The ministry said it would prioritise seven minerals – iron ore, coal, bitumen, limestone, lead/zinc, gold and barite – while placing selective emphasis on mineral assets critical to existing downstream projects such as manganese for the steel industry.
It would also focus on domestic markets, selling ore and processed materials to buyers at an optimal quality level to win market share from imports as well as serve domestic and export markets when global markets recover.
The third action plan would be targeting operators and participants by emphasising building competitive enabling business environment and sector for all entrants, encouraging the formalisation of artisanal miners.
Furthermore, it said it would prioritise companies and end users that already purchased minerals and processed materials from offshore sources, such as the ones in the cement, oil, power and industrial sectors.

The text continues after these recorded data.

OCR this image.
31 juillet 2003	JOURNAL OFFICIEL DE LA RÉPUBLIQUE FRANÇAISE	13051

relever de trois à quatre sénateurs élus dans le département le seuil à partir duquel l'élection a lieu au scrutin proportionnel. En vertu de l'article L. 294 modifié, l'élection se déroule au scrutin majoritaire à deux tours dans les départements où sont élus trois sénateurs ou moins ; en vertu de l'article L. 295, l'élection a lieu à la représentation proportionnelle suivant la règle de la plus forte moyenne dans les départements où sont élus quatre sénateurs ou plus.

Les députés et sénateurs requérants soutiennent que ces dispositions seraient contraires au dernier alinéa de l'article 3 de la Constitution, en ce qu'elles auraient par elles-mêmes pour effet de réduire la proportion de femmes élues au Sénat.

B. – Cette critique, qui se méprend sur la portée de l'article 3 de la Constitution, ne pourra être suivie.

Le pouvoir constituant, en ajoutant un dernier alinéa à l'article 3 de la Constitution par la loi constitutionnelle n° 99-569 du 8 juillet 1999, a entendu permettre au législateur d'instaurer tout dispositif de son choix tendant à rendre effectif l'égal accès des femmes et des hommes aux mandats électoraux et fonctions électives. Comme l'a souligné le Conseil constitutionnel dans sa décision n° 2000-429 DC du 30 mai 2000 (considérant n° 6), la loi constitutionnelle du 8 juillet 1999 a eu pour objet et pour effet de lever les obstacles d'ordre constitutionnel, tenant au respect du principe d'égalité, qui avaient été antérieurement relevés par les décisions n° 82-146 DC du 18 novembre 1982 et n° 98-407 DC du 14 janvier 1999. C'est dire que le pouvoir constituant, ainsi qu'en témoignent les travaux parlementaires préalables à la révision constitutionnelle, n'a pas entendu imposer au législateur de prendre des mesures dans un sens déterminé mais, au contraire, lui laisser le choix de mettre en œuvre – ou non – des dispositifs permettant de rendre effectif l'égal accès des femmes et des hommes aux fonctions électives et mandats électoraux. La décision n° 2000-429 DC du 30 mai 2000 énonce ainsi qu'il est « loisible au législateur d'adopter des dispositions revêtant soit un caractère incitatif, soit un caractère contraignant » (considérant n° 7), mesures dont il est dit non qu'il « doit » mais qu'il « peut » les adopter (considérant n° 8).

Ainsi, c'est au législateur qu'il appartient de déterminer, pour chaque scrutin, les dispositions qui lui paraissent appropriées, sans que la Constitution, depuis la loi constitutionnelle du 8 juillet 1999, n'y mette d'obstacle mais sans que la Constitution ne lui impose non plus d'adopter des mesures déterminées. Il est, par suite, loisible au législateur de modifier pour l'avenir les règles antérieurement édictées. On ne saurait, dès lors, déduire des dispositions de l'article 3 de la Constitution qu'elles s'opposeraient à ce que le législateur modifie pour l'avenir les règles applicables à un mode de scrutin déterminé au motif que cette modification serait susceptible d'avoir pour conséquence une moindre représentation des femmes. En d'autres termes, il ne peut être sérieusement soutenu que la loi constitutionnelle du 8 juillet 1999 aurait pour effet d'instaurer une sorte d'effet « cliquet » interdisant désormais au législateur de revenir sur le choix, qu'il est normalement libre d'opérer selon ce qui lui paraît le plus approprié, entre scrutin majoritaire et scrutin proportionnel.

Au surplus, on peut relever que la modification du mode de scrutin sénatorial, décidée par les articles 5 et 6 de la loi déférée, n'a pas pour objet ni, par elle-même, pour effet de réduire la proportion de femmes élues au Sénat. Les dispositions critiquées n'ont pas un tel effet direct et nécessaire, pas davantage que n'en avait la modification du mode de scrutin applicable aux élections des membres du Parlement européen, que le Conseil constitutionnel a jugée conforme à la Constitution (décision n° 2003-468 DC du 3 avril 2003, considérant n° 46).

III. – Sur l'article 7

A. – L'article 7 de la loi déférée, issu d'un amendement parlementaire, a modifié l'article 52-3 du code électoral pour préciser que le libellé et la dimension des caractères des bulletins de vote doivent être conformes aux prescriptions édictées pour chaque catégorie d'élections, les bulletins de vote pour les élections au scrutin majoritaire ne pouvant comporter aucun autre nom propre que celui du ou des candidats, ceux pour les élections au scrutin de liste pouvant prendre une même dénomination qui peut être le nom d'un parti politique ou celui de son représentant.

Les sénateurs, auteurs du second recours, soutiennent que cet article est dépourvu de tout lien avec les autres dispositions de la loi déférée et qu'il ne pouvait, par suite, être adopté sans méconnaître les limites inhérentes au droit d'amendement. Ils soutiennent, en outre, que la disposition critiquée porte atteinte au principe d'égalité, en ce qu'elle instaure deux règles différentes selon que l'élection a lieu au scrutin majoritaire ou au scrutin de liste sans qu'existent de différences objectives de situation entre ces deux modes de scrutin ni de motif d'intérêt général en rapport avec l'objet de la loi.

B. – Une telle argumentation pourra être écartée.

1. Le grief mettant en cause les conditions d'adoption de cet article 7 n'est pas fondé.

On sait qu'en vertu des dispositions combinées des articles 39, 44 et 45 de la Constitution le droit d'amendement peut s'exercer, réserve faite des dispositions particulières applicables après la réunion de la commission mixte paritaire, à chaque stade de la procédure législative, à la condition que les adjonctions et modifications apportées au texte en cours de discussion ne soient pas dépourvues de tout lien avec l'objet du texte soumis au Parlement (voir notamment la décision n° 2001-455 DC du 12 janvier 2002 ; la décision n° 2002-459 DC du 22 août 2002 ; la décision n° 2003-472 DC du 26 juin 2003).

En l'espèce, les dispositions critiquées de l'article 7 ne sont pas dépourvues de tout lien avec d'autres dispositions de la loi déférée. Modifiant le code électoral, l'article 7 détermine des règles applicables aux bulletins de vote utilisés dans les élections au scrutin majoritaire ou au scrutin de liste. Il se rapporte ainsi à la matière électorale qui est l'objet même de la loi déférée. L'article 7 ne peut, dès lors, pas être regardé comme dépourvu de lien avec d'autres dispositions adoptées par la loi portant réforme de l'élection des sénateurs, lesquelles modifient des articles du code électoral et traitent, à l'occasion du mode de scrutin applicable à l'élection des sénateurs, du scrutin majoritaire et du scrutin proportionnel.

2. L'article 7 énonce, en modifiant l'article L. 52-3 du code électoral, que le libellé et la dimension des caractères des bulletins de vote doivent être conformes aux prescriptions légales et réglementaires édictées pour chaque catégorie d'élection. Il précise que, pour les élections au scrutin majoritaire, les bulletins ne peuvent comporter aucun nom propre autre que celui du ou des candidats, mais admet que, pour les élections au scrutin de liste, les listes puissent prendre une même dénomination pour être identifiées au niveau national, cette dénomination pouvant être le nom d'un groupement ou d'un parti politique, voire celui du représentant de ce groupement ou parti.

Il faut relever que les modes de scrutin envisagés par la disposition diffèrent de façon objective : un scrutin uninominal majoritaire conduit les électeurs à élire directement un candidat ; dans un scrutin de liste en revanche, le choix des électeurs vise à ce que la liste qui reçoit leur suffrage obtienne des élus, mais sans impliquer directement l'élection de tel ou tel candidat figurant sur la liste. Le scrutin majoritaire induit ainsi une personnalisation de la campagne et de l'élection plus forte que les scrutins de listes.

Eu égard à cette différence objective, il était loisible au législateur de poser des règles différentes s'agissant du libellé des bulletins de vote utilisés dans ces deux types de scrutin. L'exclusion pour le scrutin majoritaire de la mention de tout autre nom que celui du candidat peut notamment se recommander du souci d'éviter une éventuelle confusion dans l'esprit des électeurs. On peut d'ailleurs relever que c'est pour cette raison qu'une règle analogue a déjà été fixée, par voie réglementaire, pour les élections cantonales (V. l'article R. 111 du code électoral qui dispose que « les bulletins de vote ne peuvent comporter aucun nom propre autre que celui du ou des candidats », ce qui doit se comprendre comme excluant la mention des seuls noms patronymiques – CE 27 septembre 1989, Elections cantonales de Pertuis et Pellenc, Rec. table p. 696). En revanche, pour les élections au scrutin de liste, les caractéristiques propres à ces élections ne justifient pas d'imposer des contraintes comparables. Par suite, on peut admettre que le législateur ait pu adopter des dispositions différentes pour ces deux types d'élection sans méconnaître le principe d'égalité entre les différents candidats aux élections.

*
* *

The president, Miners Association of Nigeria, Alhaji Shehu Sanni, linked the problem of the sector to the introduction of indigenisation policy of the 1980s that discouraged foreign investors, saying the required sustainable attention from the government to support the sector became weak due to the discovery of oil.

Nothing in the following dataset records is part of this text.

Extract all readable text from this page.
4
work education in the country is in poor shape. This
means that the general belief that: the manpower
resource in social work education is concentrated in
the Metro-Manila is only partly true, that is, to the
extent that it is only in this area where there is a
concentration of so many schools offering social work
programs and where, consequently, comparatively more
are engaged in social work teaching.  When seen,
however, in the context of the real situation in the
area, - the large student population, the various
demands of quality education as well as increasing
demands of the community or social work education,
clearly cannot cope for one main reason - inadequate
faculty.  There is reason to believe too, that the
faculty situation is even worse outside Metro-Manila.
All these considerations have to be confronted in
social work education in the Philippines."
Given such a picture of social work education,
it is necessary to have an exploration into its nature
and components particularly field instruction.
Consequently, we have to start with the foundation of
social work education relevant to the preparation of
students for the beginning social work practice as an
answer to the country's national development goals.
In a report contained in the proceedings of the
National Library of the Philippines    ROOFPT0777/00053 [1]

He said for the sector to grow, there was a need for a conscious and deliberate action that would be strategic to its development, adding that the N30bn intervention fund established by the present administration to salvage the sector was inadequate.
He appealed to other players in different sectors of the economy to show interest in investing in the sector, saying that there must be a collective interest to complement the efforts of the Federal Government to resuscitate the sector.
On her own part,the National President, NACCIMA, Chief Alaba Lawson, explained that across the world, financing mining was a difficult task, stressing that in Africa it was even more difficult due to the fact that unlike crude oil, mining was a long haul and came with a lot of risks for investors.
She listed some of the challenges hindering the sector to include political instability, absence of appropriate mining policy and environmental laws and regulations, lack of human resources and the expertise to handle mining administration.
According to her, the issues agitating the minds of prospective local investors in the private sector in the wake of the new attention to the mining sector were the rights of states to mine minerals in their jurisdiction and issues of royalties. Others, she said, included establishment of specialised mining financing companies, support for financing institutions, environmental issues, and social issues among others.